Japan's cabinet has approved a plan to abolish or privatize more than 60 public corporations. The effort is a major accomplishment for Prime Minister Junichiro Koizumi's sweeping structural reform program.
The plan received the final stamp of approval at a cabinet meeting Wednesday. Although it fell short of what Prime Minister Koizumi originally intended to accomplish, he put a positive spin on it when he spoke with reporters.
"We have come far, haven't we? We were able to take a big step forward," Mr. Koizumi said. "The cooperation of the opposition forces has been significant."
He added that his restructuring agenda didn't face as much resistance as he had anticipated.
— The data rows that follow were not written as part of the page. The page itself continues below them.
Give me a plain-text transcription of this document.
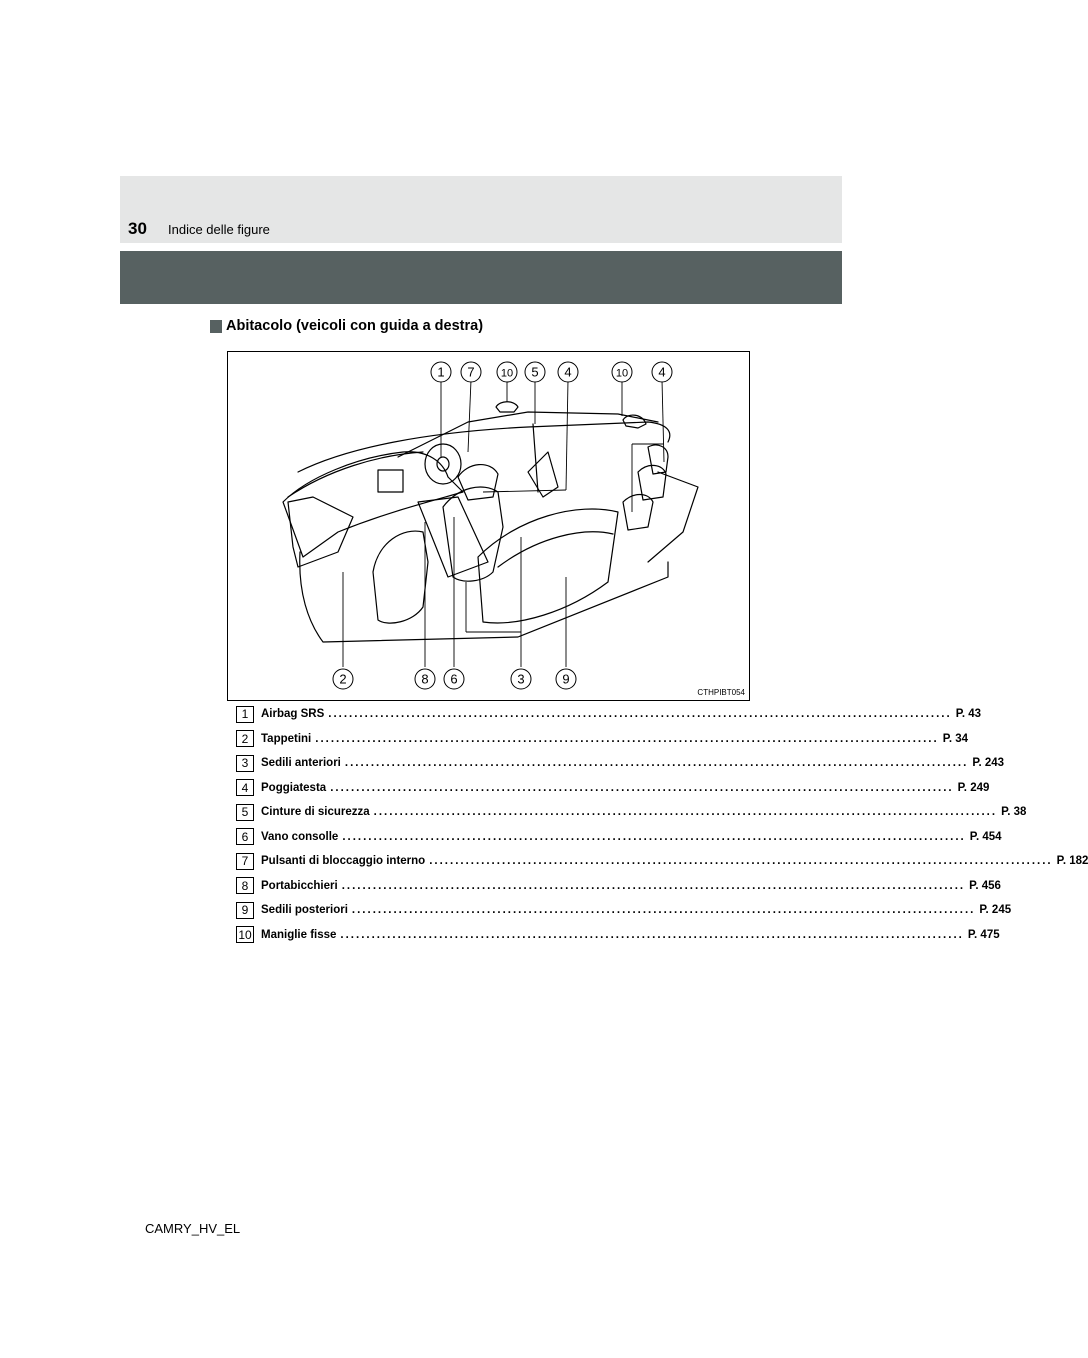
30 Indice delle figure
Abitacolo (veicoli con guida a destra)
1 7 10 5 4	10 4
2	8 6	3	9
CTHPIBT054
1	Airbag SRS ........................................................................................................................ P. 43
2	Tappetini ........................................................................................................................ P. 34
3	Sedili anteriori ........................................................................................................................ P. 243
4	Poggiatesta ........................................................................................................................ P. 249
5	Cinture di sicurezza ........................................................................................................................ P. 38
6	Vano consolle ........................................................................................................................ P. 454
7	Pulsanti di bloccaggio interno ........................................................................................................................ P. 182
8	Portabicchieri ........................................................................................................................ P. 456
9	Sedili posteriori ........................................................................................................................ P. 245
10 Maniglie fisse ........................................................................................................................ P. 475
CAMRY_HV_EL
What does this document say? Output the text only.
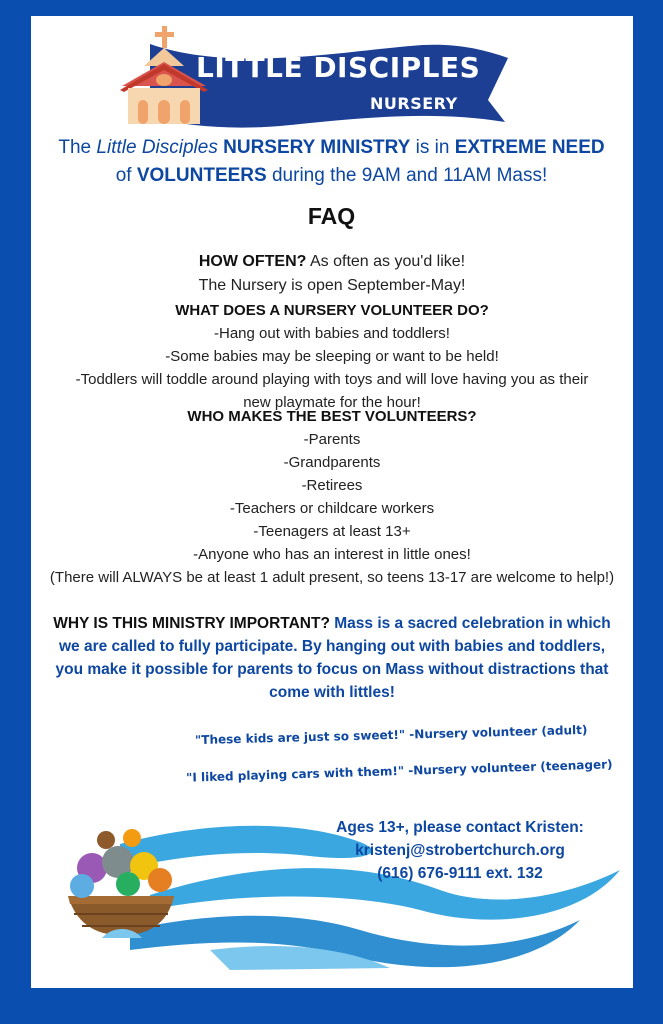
LITTLE DISCIPLES
NURSERY
The Little Disciples NURSERY MINISTRY is in EXTREME NEED
of VOLUNTEERS during the 9AM and 11AM Mass!
FAQ
HOW OFTEN? As often as you'd like!
The Nursery is open September-May!
WHAT DOES A NURSERY VOLUNTEER DO?
-Hang out with babies and toddlers!
-Some babies may be sleeping or want to be held!
-Toddlers will toddle around playing with toys and will love having you as their new playmate for the hour!
WHO MAKES THE BEST VOLUNTEERS?
-Parents
-Grandparents
-Retirees
-Teachers or childcare workers
-Teenagers at least 13+
-Anyone who has an interest in little ones!
(There will ALWAYS be at least 1 adult present, so teens 13-17 are welcome to help!)
WHY IS THIS MINISTRY IMPORTANT? Mass is a sacred celebration in which we are called to fully participate. By hanging out with babies and toddlers, you make it possible for parents to focus on Mass without distractions that come with littles!
"These kids are just so sweet!" -Nursery volunteer (adult)
"I liked playing cars with them!" -Nursery volunteer (teenager)
Ages 13+, please contact Kristen:
kristenj@strobertchurch.org
(616) 676-9111 ext. 132
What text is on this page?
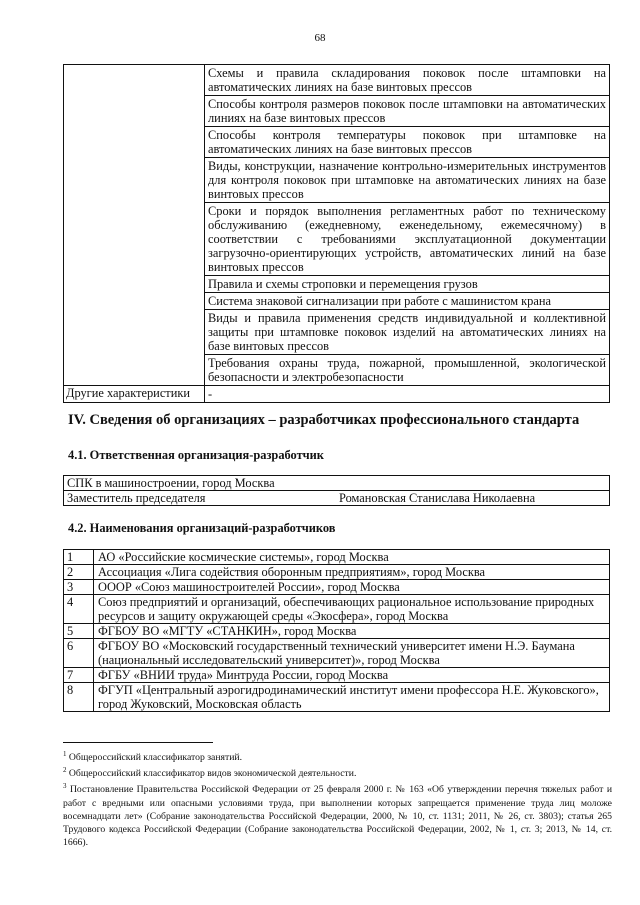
68
	Схемы и правила складирования поковок после штамповки на автоматических линиях на базе винтовых прессов
	Способы контроля размеров поковок после штамповки на автоматических линиях на базе винтовых прессов
	Способы контроля температуры поковок при штамповке на автоматических линиях на базе винтовых прессов
	Виды, конструкции, назначение контрольно-измерительных инструментов для контроля поковок при штамповке на автоматических линиях на базе винтовых прессов
	Сроки и порядок выполнения регламентных работ по техническому обслуживанию (ежедневному, еженедельному, ежемесячному) в соответствии с требованиями эксплуатационной документации загрузочно-ориентирующих устройств, автоматических линий на базе винтовых прессов
	Правила и схемы строповки и перемещения грузов
	Система знаковой сигнализации при работе с машинистом крана
	Виды и правила применения средств индивидуальной и коллективной защиты при штамповке поковок изделий на автоматических линиях на базе винтовых прессов
	Требования охраны труда, пожарной, промышленной, экологической безопасности и электробезопасности
Другие характеристики	-
IV. Сведения об организациях – разработчиках профессионального стандарта
4.1. Ответственная организация-разработчик
СПК в машиностроении, город Москва
Заместитель председателя	Романовская Станислава Николаевна
4.2. Наименования организаций-разработчиков
1	АО «Российские космические системы», город Москва
2	Ассоциация «Лига содействия оборонным предприятиям», город Москва
3	ОООР «Союз машиностроителей России», город Москва
4	Союз предприятий и организаций, обеспечивающих рациональное использование природных ресурсов и защиту окружающей среды «Экосфера», город Москва
5	ФГБОУ ВО «МГТУ «СТАНКИН», город Москва
6	ФГБОУ ВО «Московский государственный технический университет имени Н.Э. Баумана (национальный исследовательский университет)», город Москва
7	ФГБУ «ВНИИ труда» Минтруда России, город Москва
8	ФГУП «Центральный аэрогидродинамический институт имени профессора Н.Е. Жуковского», город Жуковский, Московская область
$^1$ Общероссийский классификатор занятий.
$^2$ Общероссийский классификатор видов экономической деятельности.
$^3$ Постановление Правительства Российской Федерации от 25 февраля 2000 г. № 163 «Об утверждении перечня тяжелых работ и работ с вредными или опасными условиями труда, при выполнении которых запрещается применение труда лиц моложе восемнадцати лет» (Собрание законодательства Российской Федерации, 2000, № 10, ст. 1131; 2011, № 26, ст. 3803); статья 265 Трудового кодекса Российской Федерации (Собрание законодательства Российской Федерации, 2002, № 1, ст. 3; 2013, № 14, ст. 1666).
Key components of the plan include privatizing highway corporations and airports, as well as a dozen other entities and dismantling the government housing loan corporation.
The goal of all this is to significantly reduce Japan's crushing debt and move the country out of recession. Japan spends more than $40 billion a year to support public corporations - many of which have been criticized as moribund and inefficient.
The managing director of J.P. Morgan Japan, Masaaki Kanno, says what the prime minister has accomplished so far is only part of the solution.
"To the extent that the government can save money, which was given to those public enterprises and the subsidies, the government can reduce the deficit," he said. "But the core of this problem is not the financial issue. This is more structural. In different words, this is a problem of efficiency of the whole Japanese structure."
The cabinet has postponed making a decision on the fate of eight state-backed financial institutions, including Japan's main foreign aid agency. The prime minister says he wants a plan in place early next year.